Ayer hizo en Madrid un día radiante: azul cobalto en el cielo y sol de luz insolente en los jardines. Ayer, domingo de este abril contestatario que anda incumpliendo la disciplina de los refranes. Y no hay derecho, no señor.
Son malos tiempos para mi vieja lengua y su ancestral sabiduría. Por si fuera poco el maltrato al que someten indoctos ministerios a la primera, ahora vienen climas resentidos a patear los decires de la segunda. Nada de abril aguas mil, nada de niños y niñas... Abril me niega la lluvia que tanto amo y unas cuantas criaturas de precaria competencia me llenan voz y bolígrafo de signos extraños y analfabeta semántica. No sé, aunque sí supongo, si la sequía tendrá o no que ver con el cambio climático, pero estoy seguro, completamente seguro, de que los eriales del pensamiento, de la libertad y de la crítica se están cociendo en las estupideces del cambio lingüístico. Es mentira (tanto como su autoría proclamada) la afirmación esa que asegura que lo que no se nombra no existe. Lo que no existe, es más, lo que no tiene ninguna posibilidad de existir es lo que no se piensa. Lo sabíamos desde Parménides, unos cuantos por lo menos. La palabra es el aterrizaje del pensamiento, y no al revés. Cuando se pretende que éste sea edificación de aquélla, sólo se está vendiendo el humo de los sofistas y de los embaucadores.

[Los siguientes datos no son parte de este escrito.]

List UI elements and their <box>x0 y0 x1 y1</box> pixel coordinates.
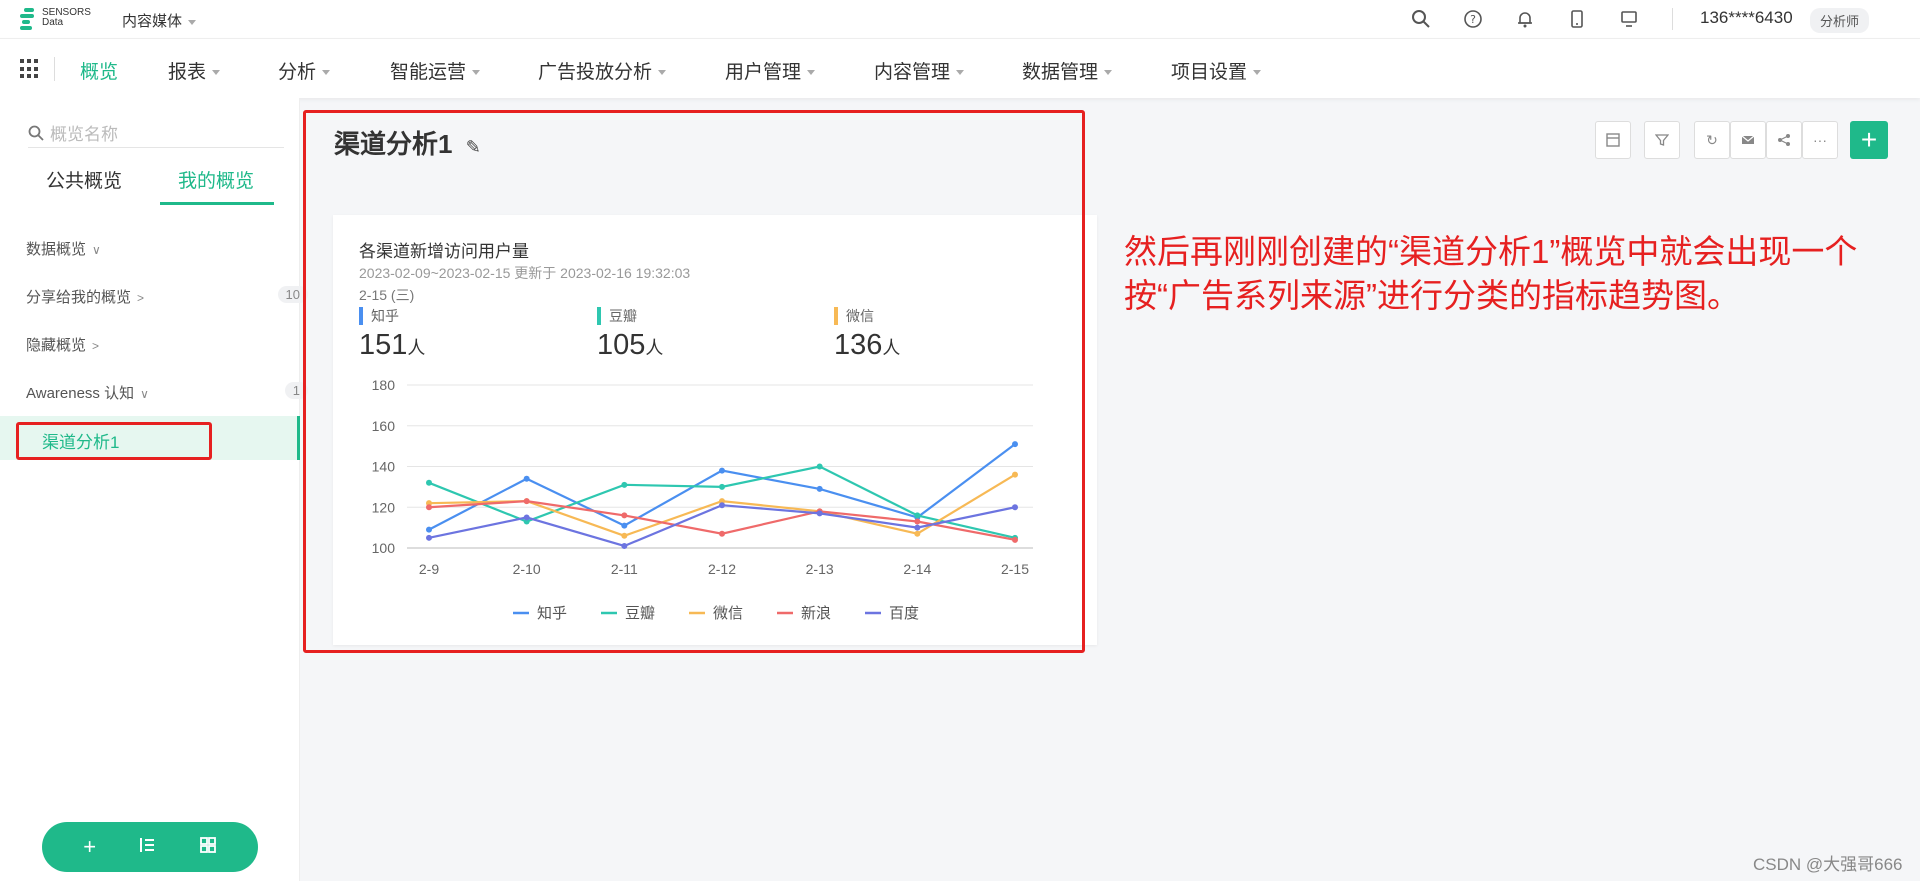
chevron-down-icon: ∨ <box>140 387 149 401</box>
grid-view-icon[interactable] <box>199 834 217 860</box>
refresh-icon: ↻ <box>1706 131 1718 148</box>
divider <box>54 57 55 81</box>
nav-analysis[interactable]: 分析 <box>278 57 331 84</box>
nav-ad-analysis[interactable]: 广告投放分析 <box>538 57 667 84</box>
search-input[interactable]: 概览名称 <box>28 118 284 148</box>
chevron-down-icon: ∨ <box>92 243 101 257</box>
chevron-down-icon <box>1104 70 1113 76</box>
nav-reports[interactable]: 报表 <box>168 57 221 84</box>
chevron-down-icon <box>956 70 965 76</box>
share-icon <box>1778 134 1790 146</box>
plus-icon: + <box>1860 124 1878 155</box>
more-icon: ··· <box>1813 132 1827 148</box>
role-badge[interactable]: 分析师 <box>1810 8 1870 33</box>
filter-icon <box>1655 134 1669 146</box>
nav-overview[interactable]: 概览 <box>80 57 118 84</box>
main-nav: 概览 报表 分析 智能运营 广告投放分析 用户管理 内容管理 数据管理 项目设置 <box>0 38 1920 98</box>
logo-line2: Data <box>42 17 64 28</box>
sidebar-group-awareness[interactable]: Awareness 认知 ∨ 1 <box>26 382 308 403</box>
app-grid-icon[interactable] <box>20 59 40 79</box>
mail-icon <box>1741 135 1755 144</box>
svg-text:?: ? <box>1470 13 1476 26</box>
tab-public-overview[interactable]: 公共概览 <box>46 166 122 193</box>
search-placeholder: 概览名称 <box>50 125 118 144</box>
mobile-icon[interactable] <box>1566 8 1588 30</box>
sidebar: 概览名称 公共概览 我的概览 数据概览 ∨ 分享给我的概览 >10 隐藏概览 > Aw… <box>0 98 308 881</box>
divider <box>1672 8 1673 30</box>
tab-my-overview[interactable]: 我的概览 <box>178 166 254 193</box>
logo-icon <box>20 6 38 30</box>
filter-button[interactable] <box>1644 121 1680 159</box>
nav-project-settings[interactable]: 项目设置 <box>1171 57 1262 84</box>
nav-data-mgmt[interactable]: 数据管理 <box>1022 57 1113 84</box>
monitor-icon[interactable] <box>1618 8 1640 30</box>
sidebar-group-data-overview[interactable]: 数据概览 ∨ <box>26 238 101 259</box>
chevron-down-icon <box>658 70 667 76</box>
nav-user-mgmt[interactable]: 用户管理 <box>725 57 816 84</box>
nav-smart-ops[interactable]: 智能运营 <box>390 57 481 84</box>
chevron-down-icon <box>212 70 221 76</box>
sidebar-actions: + <box>42 822 258 872</box>
sidebar-group-shared[interactable]: 分享给我的概览 >10 <box>26 286 308 307</box>
search-icon <box>28 125 44 141</box>
chevron-down-icon <box>472 70 481 76</box>
user-account[interactable]: 136****6430 <box>1700 8 1793 28</box>
highlight-box <box>16 422 212 460</box>
watermark: CSDN @大强哥666 <box>1753 855 1903 874</box>
chevron-down-icon <box>807 70 816 76</box>
add-button[interactable]: + <box>1850 121 1888 159</box>
bell-icon[interactable] <box>1514 8 1536 30</box>
layout-button[interactable] <box>1595 121 1631 159</box>
share-button[interactable] <box>1766 121 1802 159</box>
chevron-right-icon: > <box>137 291 145 305</box>
annotation-text: 然后再刚刚创建的“渠道分析1”概览中就会出现一个按“广告系列来源”进行分类的指标… <box>1124 233 1858 314</box>
sort-list-icon[interactable] <box>138 834 156 860</box>
active-tab-indicator <box>160 202 274 205</box>
refresh-button[interactable]: ↻ <box>1694 121 1730 159</box>
highlight-box <box>303 110 1085 653</box>
project-selector[interactable]: 内容媒体 <box>122 10 197 31</box>
chevron-down-icon <box>188 19 197 25</box>
more-button[interactable]: ··· <box>1802 121 1838 159</box>
email-button[interactable] <box>1730 121 1766 159</box>
chevron-down-icon <box>322 70 331 76</box>
nav-content-mgmt[interactable]: 内容管理 <box>874 57 965 84</box>
layout-icon <box>1606 133 1620 147</box>
search-icon[interactable] <box>1410 8 1432 30</box>
sidebar-group-hidden[interactable]: 隐藏概览 > <box>26 334 99 355</box>
sensors-logo[interactable]: SENSORS Data <box>20 6 91 30</box>
chevron-right-icon: > <box>92 339 100 353</box>
add-icon[interactable]: + <box>83 834 96 860</box>
chevron-down-icon <box>1253 70 1262 76</box>
help-icon[interactable]: ? <box>1462 8 1484 30</box>
top-bar: SENSORS Data 内容媒体 ? 136****6430 分析师 <box>0 0 1920 38</box>
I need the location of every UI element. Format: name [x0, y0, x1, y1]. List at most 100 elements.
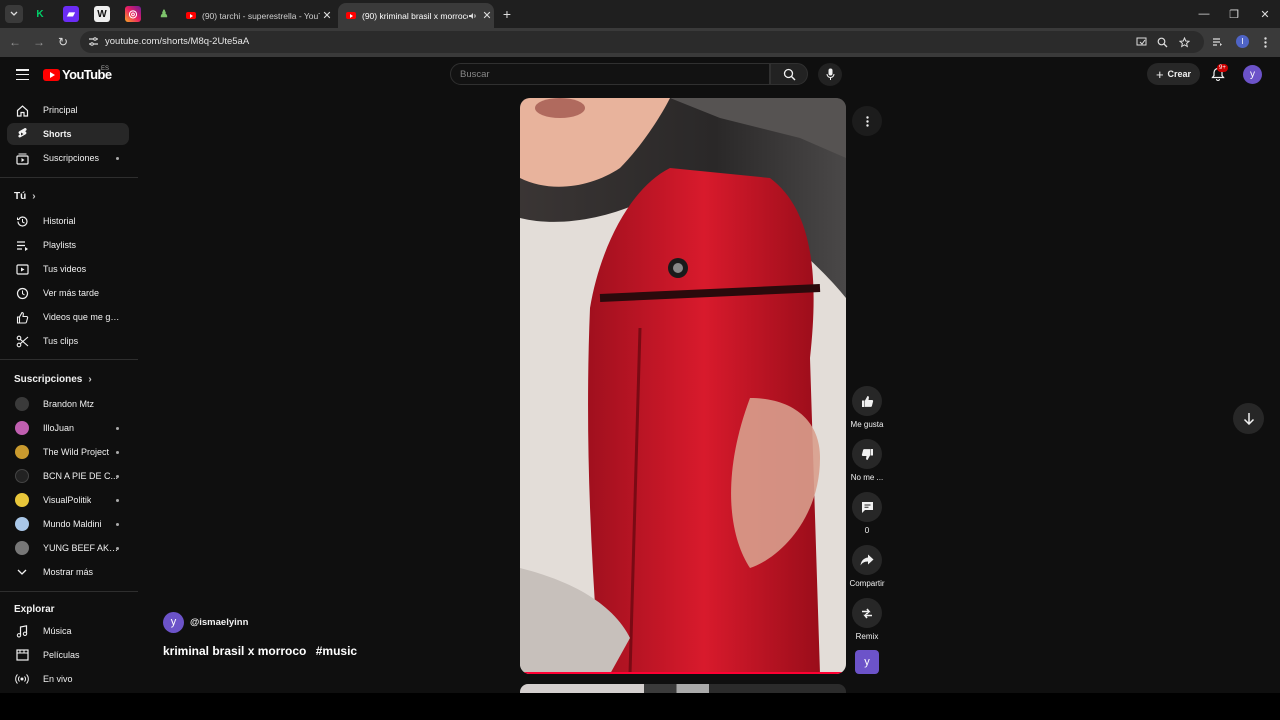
share-button[interactable]: Compartir [846, 545, 888, 588]
new-tab-button[interactable]: + [500, 6, 514, 22]
menu-icon[interactable] [16, 69, 29, 80]
new-content-dot [116, 547, 119, 550]
create-button[interactable]: + Crear [1147, 63, 1200, 85]
sidebar-channel-yung-beef[interactable]: YUNG BEEF AKA L... [7, 537, 129, 559]
sidebar-item-label: Suscripciones [43, 153, 100, 163]
reload-icon[interactable]: ↻ [56, 35, 70, 49]
search-button[interactable] [770, 63, 808, 85]
tab-search-button[interactable] [5, 5, 23, 23]
minimize-icon[interactable]: — [1194, 6, 1214, 22]
title-text: kriminal brasil x morroco [163, 644, 307, 658]
tab-close-icon[interactable]: ✕ [480, 9, 494, 22]
sidebar-item-musica[interactable]: Música [7, 620, 129, 642]
short-audio-avatar[interactable]: y [855, 650, 879, 674]
next-short-preview[interactable] [520, 684, 846, 693]
pinned-tab-wikipedia[interactable]: W [94, 6, 110, 22]
new-content-dot [116, 451, 119, 454]
remix-label: Remix [855, 632, 879, 641]
sidebar-item-principal[interactable]: Principal [7, 99, 129, 121]
media-control-icon[interactable] [1211, 36, 1223, 48]
sidebar-channel-the-wild-project[interactable]: The Wild Project [7, 441, 129, 463]
sidebar-channel-bcn-a-pie[interactable]: BCN A PIE DE C... [7, 465, 129, 487]
sidebar-item-liked-videos[interactable]: Videos que me gus... [7, 306, 129, 328]
close-window-icon[interactable]: ✕ [1255, 6, 1275, 22]
short-channel[interactable]: y @ismaelyinn [163, 612, 248, 633]
history-icon [15, 214, 29, 228]
sidebar-item-label: Historial [43, 216, 76, 226]
video-progress-bar[interactable] [520, 672, 846, 674]
sidebar-divider [0, 359, 138, 360]
sidebar-show-more[interactable]: Mostrar más [7, 561, 129, 583]
chevron-down-icon [15, 565, 29, 579]
sidebar-channel-illojuan[interactable]: IlloJuan [7, 417, 129, 439]
sidebar-item-tus-clips[interactable]: Tus clips [7, 330, 129, 352]
dislike-label: No me ... [850, 473, 884, 482]
more-options-button[interactable] [852, 106, 882, 136]
home-icon [15, 103, 29, 117]
youtube-favicon-icon [186, 12, 196, 19]
sidebar-item-en-vivo[interactable]: En vivo [7, 668, 129, 690]
sidebar-you-heading[interactable]: Tú › [14, 191, 36, 202]
tab-close-icon[interactable]: ✕ [320, 9, 334, 22]
url-text: youtube.com/shorts/M8q-2Ute5aA [105, 36, 250, 47]
pinned-tab-instagram[interactable]: ◎ [125, 6, 141, 22]
account-avatar[interactable]: y [1243, 65, 1262, 84]
sidebar-item-peliculas[interactable]: Películas [7, 644, 129, 666]
bookmark-star-icon[interactable] [1178, 36, 1190, 48]
tab-title: (90) tarchi - superestrella - YouTube [202, 10, 320, 21]
sidebar-item-label: The Wild Project [43, 447, 110, 457]
sidebar-subscriptions-heading[interactable]: Suscripciones › [14, 374, 92, 385]
next-short-button[interactable] [1233, 403, 1264, 434]
pinned-tab-twitch[interactable]: ▰ [63, 6, 79, 22]
share-label: Compartir [849, 579, 885, 588]
restore-icon[interactable]: ❐ [1224, 6, 1244, 22]
sidebar-item-ver-mas-tarde[interactable]: Ver más tarde [7, 282, 129, 304]
hashtag-link[interactable]: #music [316, 644, 357, 658]
sidebar-item-historial[interactable]: Historial [7, 210, 129, 232]
new-content-dot [116, 427, 119, 430]
sidebar-item-label: Playlists [43, 240, 77, 250]
sidebar-explore-heading: Explorar [14, 604, 55, 615]
new-content-dot [116, 157, 119, 160]
pinned-tab-k[interactable]: K [32, 6, 48, 22]
sidebar-item-label: Ver más tarde [43, 288, 100, 298]
back-icon[interactable]: ← [8, 35, 22, 49]
sidebar-item-suscripciones[interactable]: Suscripciones [7, 147, 129, 169]
thumbs-down-icon [861, 448, 873, 460]
sidebar-channel-brandon-mtz[interactable]: Brandon Mtz [7, 393, 129, 415]
pinned-tab-chess[interactable]: ♟ [156, 6, 172, 22]
voice-search-button[interactable] [818, 63, 842, 86]
tab-kriminal[interactable]: (90) kriminal brasil x morroco ✕ [338, 3, 494, 28]
playlists-icon [15, 238, 29, 252]
sidebar-item-shorts[interactable]: Shorts [7, 123, 129, 145]
like-label: Me gusta [850, 420, 884, 429]
comments-button[interactable]: 0 [846, 492, 888, 535]
forward-icon[interactable]: → [32, 35, 46, 49]
address-bar[interactable]: youtube.com/shorts/M8q-2Ute5aA [80, 31, 1204, 53]
sidebar-item-label: Shorts [43, 129, 72, 139]
sidebar-item-playlists[interactable]: Playlists [7, 234, 129, 256]
sidebar-channel-visualpolitik[interactable]: VisualPolitik [7, 489, 129, 511]
chevron-right-icon: › [88, 374, 92, 385]
sidebar-divider [0, 591, 138, 592]
watch-later-icon [15, 286, 29, 300]
channel-avatar [15, 445, 29, 459]
audio-playing-icon[interactable] [468, 12, 480, 20]
thumbs-up-icon [861, 395, 873, 407]
cast-icon[interactable] [1135, 36, 1147, 48]
browser-menu-icon[interactable] [1259, 36, 1271, 48]
search-input[interactable]: Buscar [450, 63, 770, 85]
notification-badge: 9+ [1217, 64, 1228, 72]
tab-tarchi[interactable]: (90) tarchi - superestrella - YouTube ✕ [178, 3, 334, 28]
site-info-icon[interactable] [88, 36, 99, 47]
youtube-favicon-icon [346, 12, 356, 19]
dislike-button[interactable]: No me ... [846, 439, 888, 482]
chevron-right-icon: › [32, 191, 36, 202]
sidebar-item-tus-videos[interactable]: Tus videos [7, 258, 129, 280]
like-button[interactable]: Me gusta [846, 386, 888, 429]
shorts-video-player[interactable] [520, 98, 846, 674]
zoom-icon[interactable] [1156, 36, 1168, 48]
browser-profile-avatar[interactable]: I [1236, 35, 1249, 48]
remix-button[interactable]: Remix [846, 598, 888, 641]
sidebar-channel-mundo-maldini[interactable]: Mundo Maldini [7, 513, 129, 535]
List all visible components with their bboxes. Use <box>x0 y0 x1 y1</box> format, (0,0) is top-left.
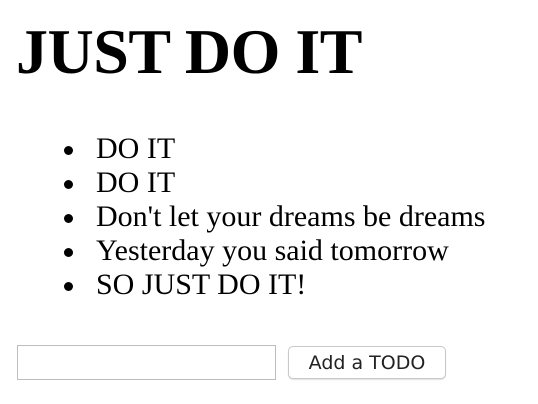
todo-item: SO JUST DO IT! <box>63 268 485 302</box>
todo-item: DO IT <box>63 166 485 200</box>
page-title: JUST DO IT <box>16 16 362 87</box>
todo-item: DO IT <box>63 132 485 166</box>
todo-list: DO IT DO IT Don't let your dreams be dre… <box>56 132 485 302</box>
todo-item: Don't let your dreams be dreams <box>63 200 486 233</box>
todo-item: Yesterday you said tomorrow <box>63 234 485 268</box>
todo-input[interactable] <box>17 345 276 380</box>
add-todo-button[interactable]: Add a TODO <box>288 346 446 379</box>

Es, desde luego, un quehacer ideal para las tarimas escandalosas de los mítines, pero no para las silenciosas mesas de las bibliotecas. Desde las primeras se arrojan las palabras sobre las ideas para encadenarlas; desde las segundas se cultiva la madurez de aquéllas para el pensamiento.
Pero es inútil hablar de esto ante tanta sequía. Hay que frenar el odioso cambio climático para que vuelva a llover la naturaleza; para que abril fecunde la promesa de mayo... Para que la vida se quiera vida. Y sean rosas la rosas… Y lirios sean los lirios.